Bond Commission Meeting Sparks Borrowing Debate
The state Bond Commission approved $510 million in general obligation bonds Friday for a variety of projects, which sparked a debate over whether the state is borrowing too much money.
“We are borrowing at what I would consider an alarming rate, which doesn’t mean that any of these projects are bad,” Sen. L. Scott Frantz, R-Greenwich, told Gov. Dannel P. Malloy. “But it does raise the question about how much can the state sustain going forward.”
Malloy tried to reassure Frantz that his self-imposed bonding cap would be in line with where it was last year without tying it to a specific number. Last year, Malloy said the state wouldn’t borrow more than $1.8 billion.
In 2013, it came within $10 million of the cap after canceling six scheduled meetings, including one in October shortly after Republicans pointed out how close Malloy was to his self-imposed cap.
On Friday, Malloy said he is concerned about what the state did to drive its bonded indebtedness to the point where it is today and his administration has begun to address that by trying to lower different types of long-term debt.
“I look at bonding . . . as really taking care of the gutters,” Malloy said.
He said he thinks they can agree on the need to reduce debt, but he doesn’t necessarily believe that means there has to be a reduction in bonded debt. According to a report released earlier this year by his own budget office, the reduction in the state’s long-term debt by $11.6 billion comes mostly from the restructuring of retiree health benefits as part of the 2011 labor agreement.
“Some folks would like to draw more attention to bonded debt, as opposed to the overall indebtedness. That’s what got us in trouble in the first place,” Malloy told Frantz Friday. “I know prior administrations made promises in contractual agreements that they also agreed not to fund.”
Malloy was referring to the administration of former Republican Gov. M. Jodi Rell, which decided not to fund about $300 million in state employee pension obligations. The decision was made with union cooperation.

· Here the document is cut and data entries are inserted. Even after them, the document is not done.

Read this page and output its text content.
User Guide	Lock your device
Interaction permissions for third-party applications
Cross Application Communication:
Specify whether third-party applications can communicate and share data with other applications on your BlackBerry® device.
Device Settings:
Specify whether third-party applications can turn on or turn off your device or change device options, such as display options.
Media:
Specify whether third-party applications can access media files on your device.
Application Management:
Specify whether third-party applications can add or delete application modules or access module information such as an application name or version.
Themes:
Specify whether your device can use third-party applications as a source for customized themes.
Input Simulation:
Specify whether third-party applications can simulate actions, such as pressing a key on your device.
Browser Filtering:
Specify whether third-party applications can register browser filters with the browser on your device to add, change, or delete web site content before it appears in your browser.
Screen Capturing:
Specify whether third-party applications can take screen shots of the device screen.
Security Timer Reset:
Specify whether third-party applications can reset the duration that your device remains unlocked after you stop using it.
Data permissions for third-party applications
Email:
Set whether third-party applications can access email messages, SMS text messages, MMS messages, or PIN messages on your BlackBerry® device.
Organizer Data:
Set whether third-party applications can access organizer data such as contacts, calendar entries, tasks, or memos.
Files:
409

“I’ve worked tirelessly, at least my own description, to make sure that those mistakes of the past are not repeated in the future,” Malloy said.

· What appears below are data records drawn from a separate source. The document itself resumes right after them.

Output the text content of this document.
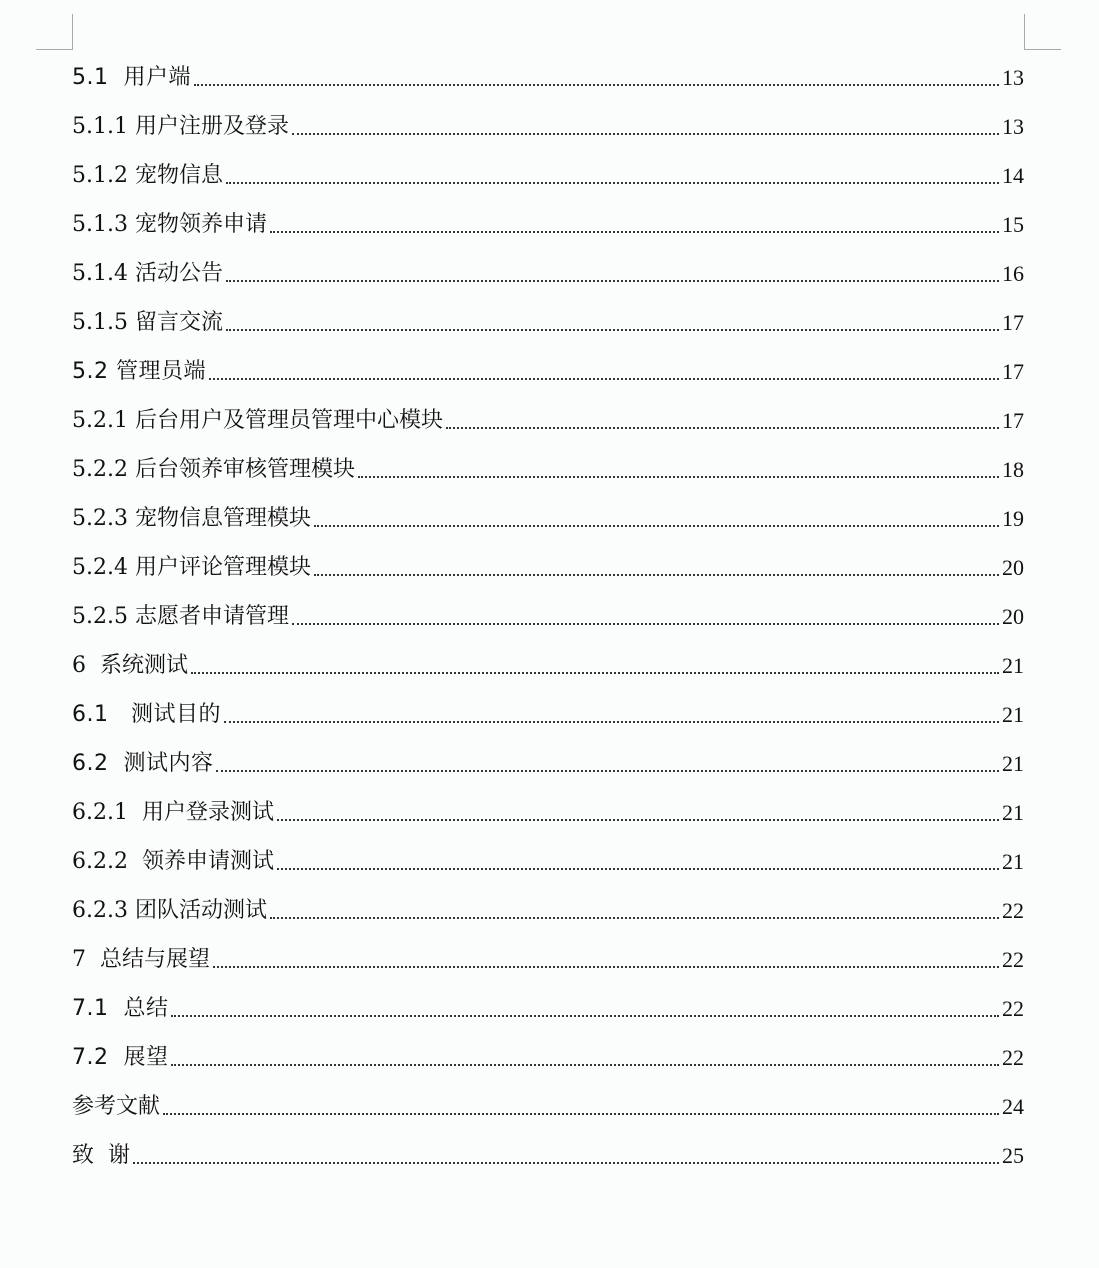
5.1  用户端	13
5.1.1 用户注册及登录	13
5.1.2 宠物信息	14
5.1.3 宠物领养申请	15
5.1.4 活动公告	16
5.1.5 留言交流	17
5.2 管理员端	17
5.2.1 后台用户及管理员管理中心模块	17
5.2.2 后台领养审核管理模块	18
5.2.3 宠物信息管理模块	19
5.2.4 用户评论管理模块	20
5.2.5 志愿者申请管理	20
6  系统测试	21
6.1   测试目的	21
6.2  测试内容	21
6.2.1  用户登录测试	21
6.2.2  领养申请测试	21
6.2.3 团队活动测试	22
7  总结与展望	22
7.1  总结	22
7.2  展望	22
参考文献	24
致  谢	25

He said he just met with a bond rating agency this week and he’s confident they understand Connecticut is “putting its house in order.”

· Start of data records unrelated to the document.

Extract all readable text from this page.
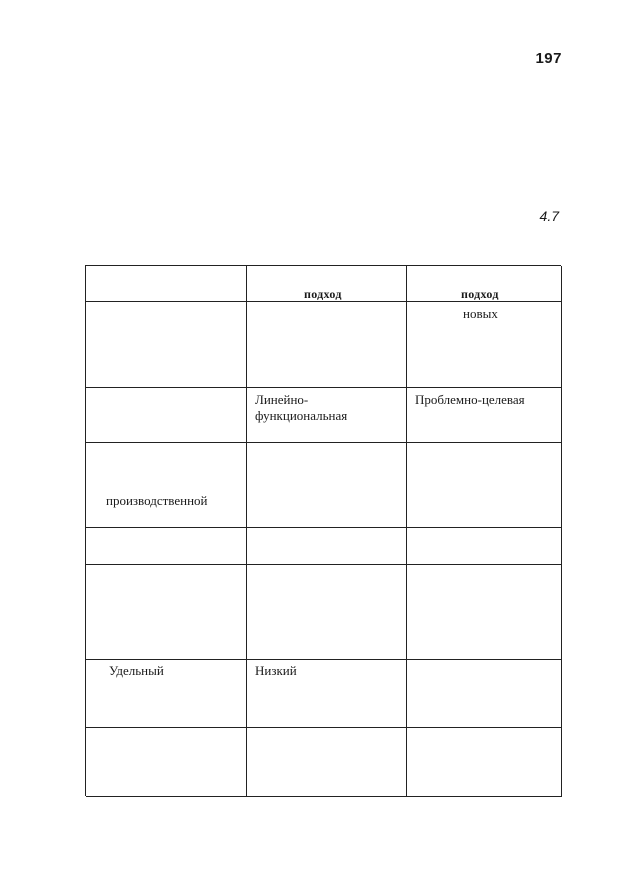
197
4.7
подход	подход
новых
Линейно-
функциональная
Проблемно-целевая
производственной
Удельный	Низкий
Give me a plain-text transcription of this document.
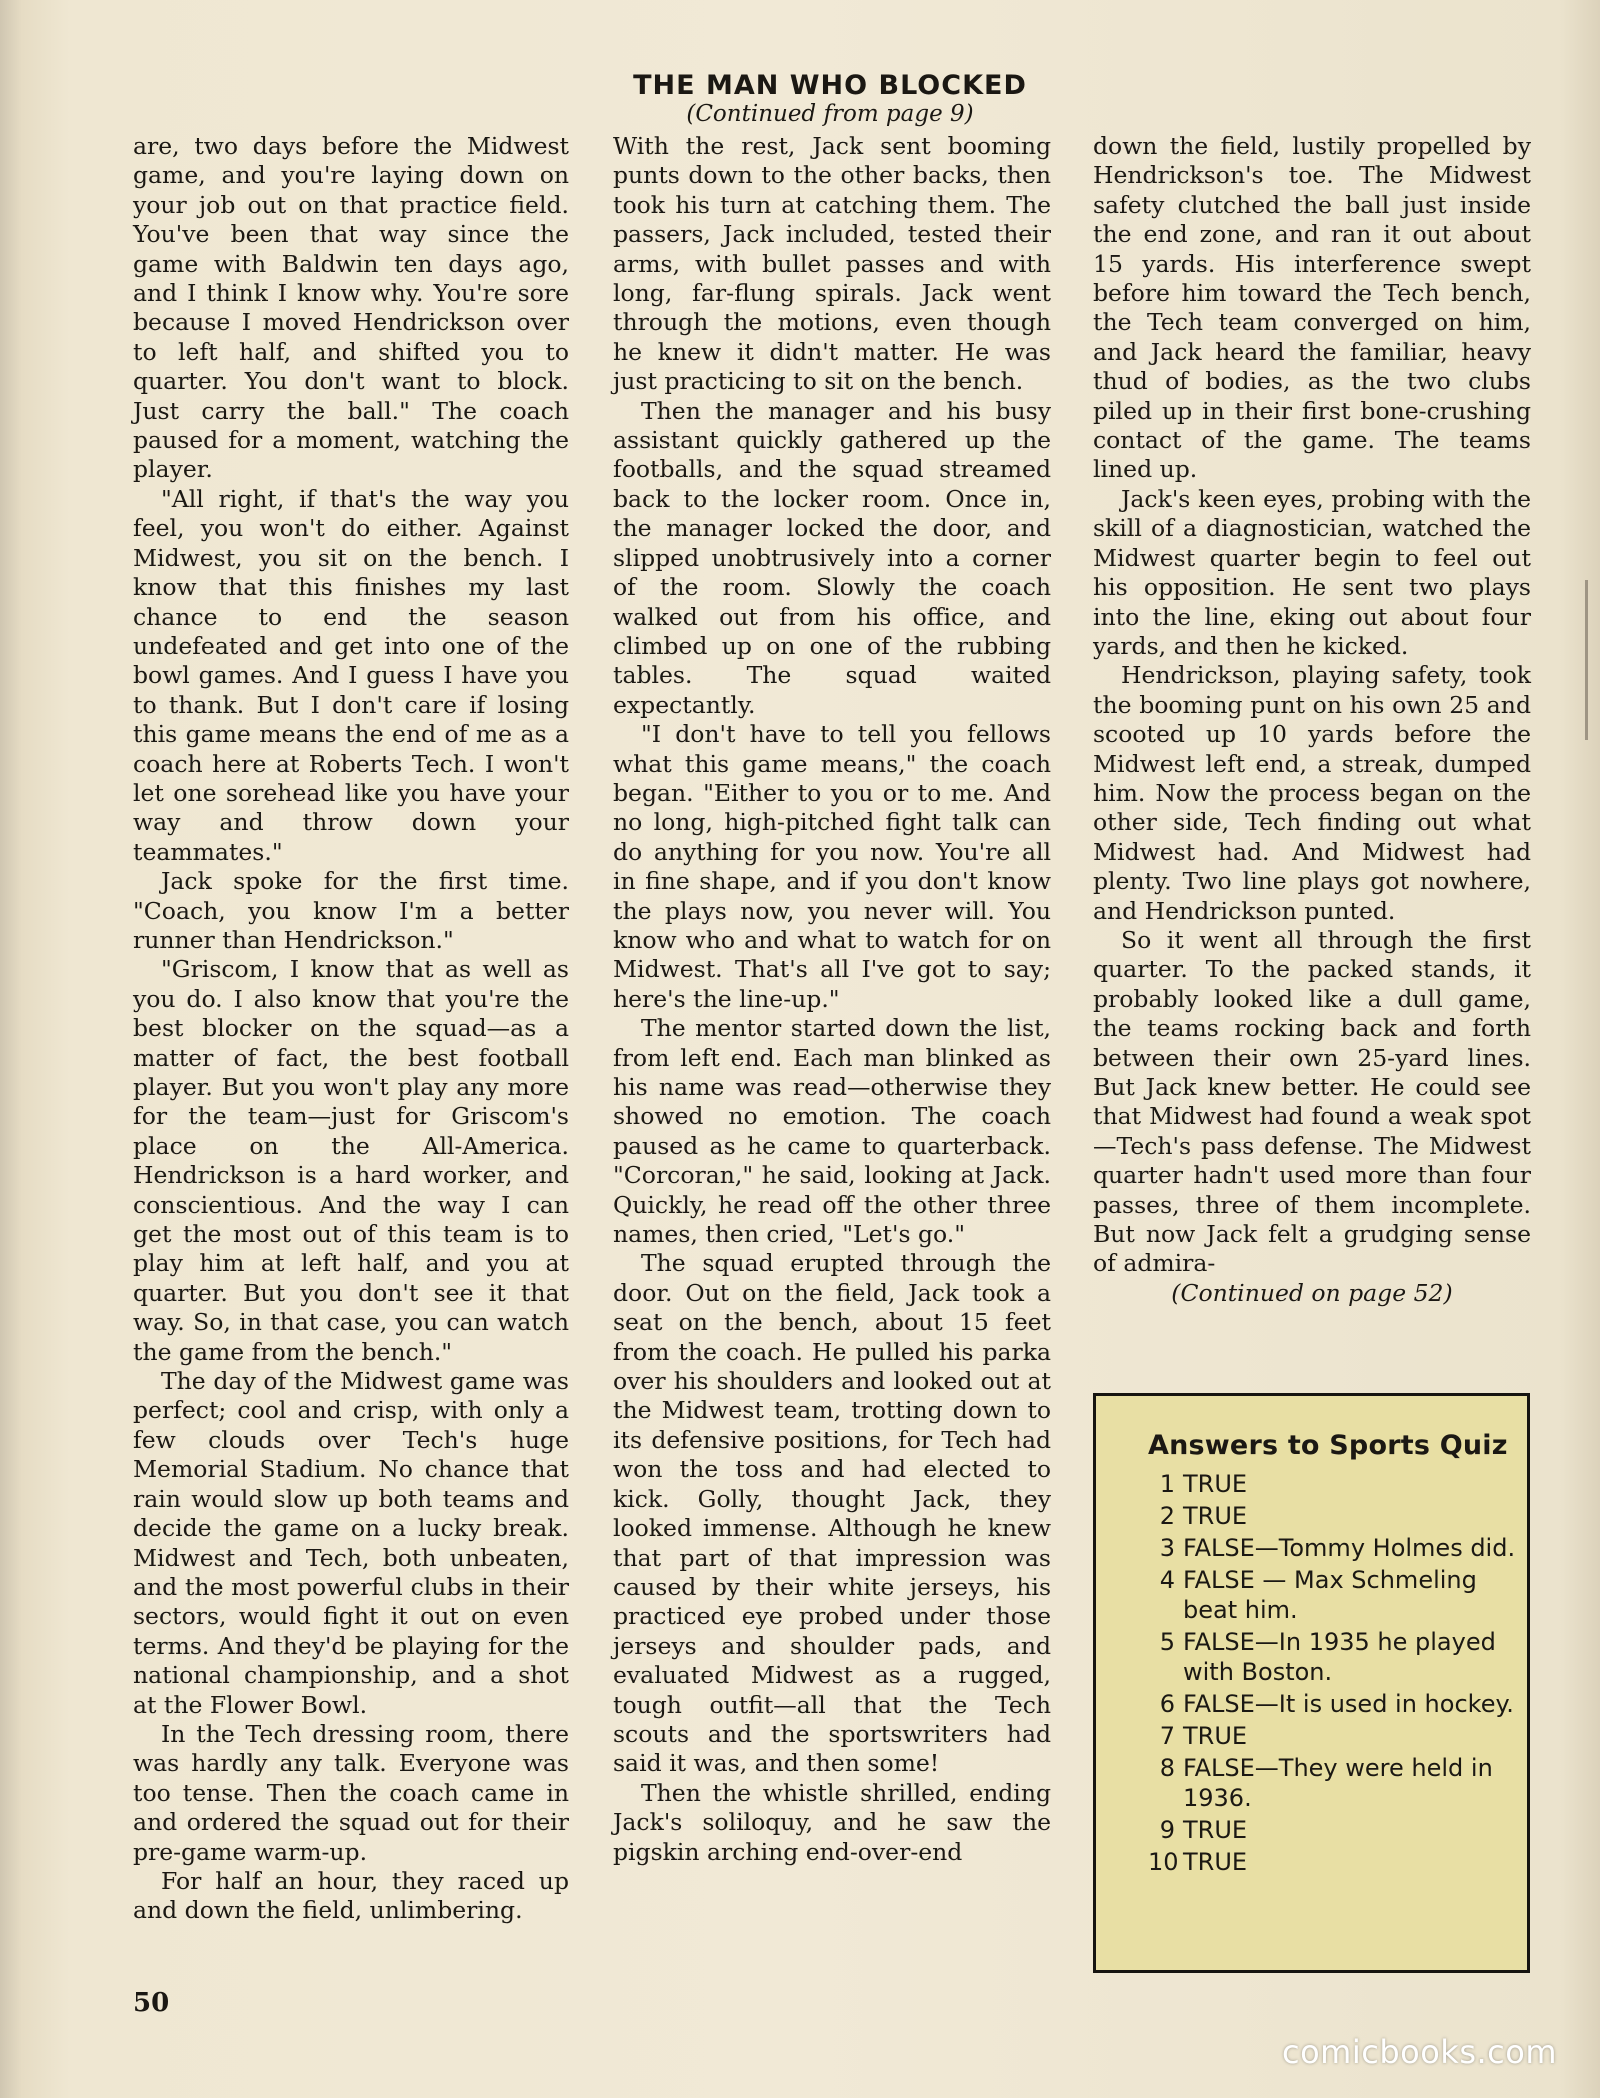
THE MAN WHO BLOCKED
(Continued from page 9)

are, two days before the Midwest game, and you're laying down on your job out on that practice field. You've been that way since the game with Baldwin ten days ago, and I think I know why. You're sore because I moved Hendrickson over to left half, and shifted you to quarter. You don't want to block. Just carry the ball." The coach paused for a moment, watching the player.

"All right, if that's the way you feel, you won't do either. Against Midwest, you sit on the bench. I know that this finishes my last chance to end the season undefeated and get into one of the bowl games. And I guess I have you to thank. But I don't care if losing this game means the end of me as a coach here at Roberts Tech. I won't let one sorehead like you have your way and throw down your teammates."

Jack spoke for the first time. "Coach, you know I'm a better runner than Hendrickson."

"Griscom, I know that as well as you do. I also know that you're the best blocker on the squad—as a matter of fact, the best football player. But you won't play any more for the team—just for Griscom's place on the All-America. Hendrickson is a hard worker, and conscientious. And the way I can get the most out of this team is to play him at left half, and you at quarter. But you don't see it that way. So, in that case, you can watch the game from the bench."

The day of the Midwest game was perfect; cool and crisp, with only a few clouds over Tech's huge Memorial Stadium. No chance that rain would slow up both teams and decide the game on a lucky break. Midwest and Tech, both unbeaten, and the most powerful clubs in their sectors, would fight it out on even terms. And they'd be playing for the national championship, and a shot at the Flower Bowl.

In the Tech dressing room, there was hardly any talk. Everyone was too tense. Then the coach came in and ordered the squad out for their pre-game warm-up.

For half an hour, they raced up and down the field, unlimbering.

With the rest, Jack sent booming punts down to the other backs, then took his turn at catching them. The passers, Jack included, tested their arms, with bullet passes and with long, far-flung spirals. Jack went through the motions, even though he knew it didn't matter. He was just practicing to sit on the bench.

Then the manager and his busy assistant quickly gathered up the footballs, and the squad streamed back to the locker room. Once in, the manager locked the door, and slipped unobtrusively into a corner of the room. Slowly the coach walked out from his office, and climbed up on one of the rubbing tables. The squad waited expectantly.

"I don't have to tell you fellows what this game means," the coach began. "Either to you or to me. And no long, high-pitched fight talk can do anything for you now. You're all in fine shape, and if you don't know the plays now, you never will. You know who and what to watch for on Midwest. That's all I've got to say; here's the line-up."

The mentor started down the list, from left end. Each man blinked as his name was read—otherwise they showed no emotion. The coach paused as he came to quarterback. "Corcoran," he said, looking at Jack. Quickly, he read off the other three names, then cried, "Let's go."

The squad erupted through the door. Out on the field, Jack took a seat on the bench, about 15 feet from the coach. He pulled his parka over his shoulders and looked out at the Midwest team, trotting down to its defensive positions, for Tech had won the toss and had elected to kick. Golly, thought Jack, they looked immense. Although he knew that part of that impression was caused by their white jerseys, his practiced eye probed under those jerseys and shoulder pads, and evaluated Midwest as a rugged, tough outfit—all that the Tech scouts and the sportswriters had said it was, and then some!

Then the whistle shrilled, ending Jack's soliloquy, and he saw the pigskin arching end-over-end

down the field, lustily propelled by Hendrickson's toe. The Midwest safety clutched the ball just inside the end zone, and ran it out about 15 yards. His interference swept before him toward the Tech bench, the Tech team converged on him, and Jack heard the familiar, heavy thud of bodies, as the two clubs piled up in their first bone-crushing contact of the game. The teams lined up.

Jack's keen eyes, probing with the skill of a diagnostician, watched the Midwest quarter begin to feel out his opposition. He sent two plays into the line, eking out about four yards, and then he kicked.

Hendrickson, playing safety, took the booming punt on his own 25 and scooted up 10 yards before the Midwest left end, a streak, dumped him. Now the process began on the other side, Tech finding out what Midwest had. And Midwest had plenty. Two line plays got nowhere, and Hendrickson punted.

So it went all through the first quarter. To the packed stands, it probably looked like a dull game, the teams rocking back and forth between their own 25-yard lines. But Jack knew better. He could see that Midwest had found a weak spot—Tech's pass defense. The Midwest quarter hadn't used more than four passes, three of them incomplete. But now Jack felt a grudging sense of admira-

(Continued on page 52)

Answers to Sports Quiz
1 TRUE
2 TRUE
3 FALSE—Tommy Holmes did.
4 FALSE — Max Schmeling beat him.
5 FALSE—In 1935 he played with Boston.
6 FALSE—It is used in hockey.
7 TRUE
8 FALSE—They were held in 1936.
9 TRUE
10 TRUE
50
comicbooks.com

Some of the $510 million in projects on Friday’s Bond Commission agenda included $31.2 million on capital improvements at the XL Center in Hartford, $57 million to resurface 200 miles of highway, and $3 million for Newtown to help finance ongoing design costs for the new Sandy Hook Elementary School. About $200 million of the bonding approved Friday is for the Connecticut Bioscience Innovation Fund will be distributed through 2022 with about $10 million being distributed in 2014 and $15 million in 2015.
Asked about why the state is spending $31.2 million on the XL Center in Hartford instead of building a new one, Malloy said he’s trying to stretch the life of the building. He said he’s trying to get another 8 to 10 years out of it.
“There’s no way that we could build a replacement facility overnight or quite frankly in the next two years,” Malloy said. “So either we close it and have no functions being run in Hartford, or we put some money into it and stretch its life.”
The state Bond Commission also approved about $16.1 million in manufacturing assistance grants to five companies, including at least one that is considered a “First Five” company.
CareCentrix, the home healthcare company the state helped move from East Hartford to Hartford, will receive $4.7 million. That’s the third payment the Bond Commission approved for the company as part of its $24 million state assistance package.
The company will get a $12 million grant if it retains its current staff of more than 200 jobs for a five-year period, and another $12 million if it adds close to 300 positions.
Rep. Sean Williams, R-Watertown, was the only member of the Bond Commission to vote against the item.
“I voted for the ‘First Five’ at its inception thinking that it would help jump start the economy,” Williams said Friday. “I didn’t know it would become a big corporate welfare program.”
He said he made a mistake voting for the concept, which was the centerpiece of bipartisan legislation approved in October 2011.
“It’s not beneficial to the taxpayers,” Williams said Friday. “And we shouldn’t be funding it.”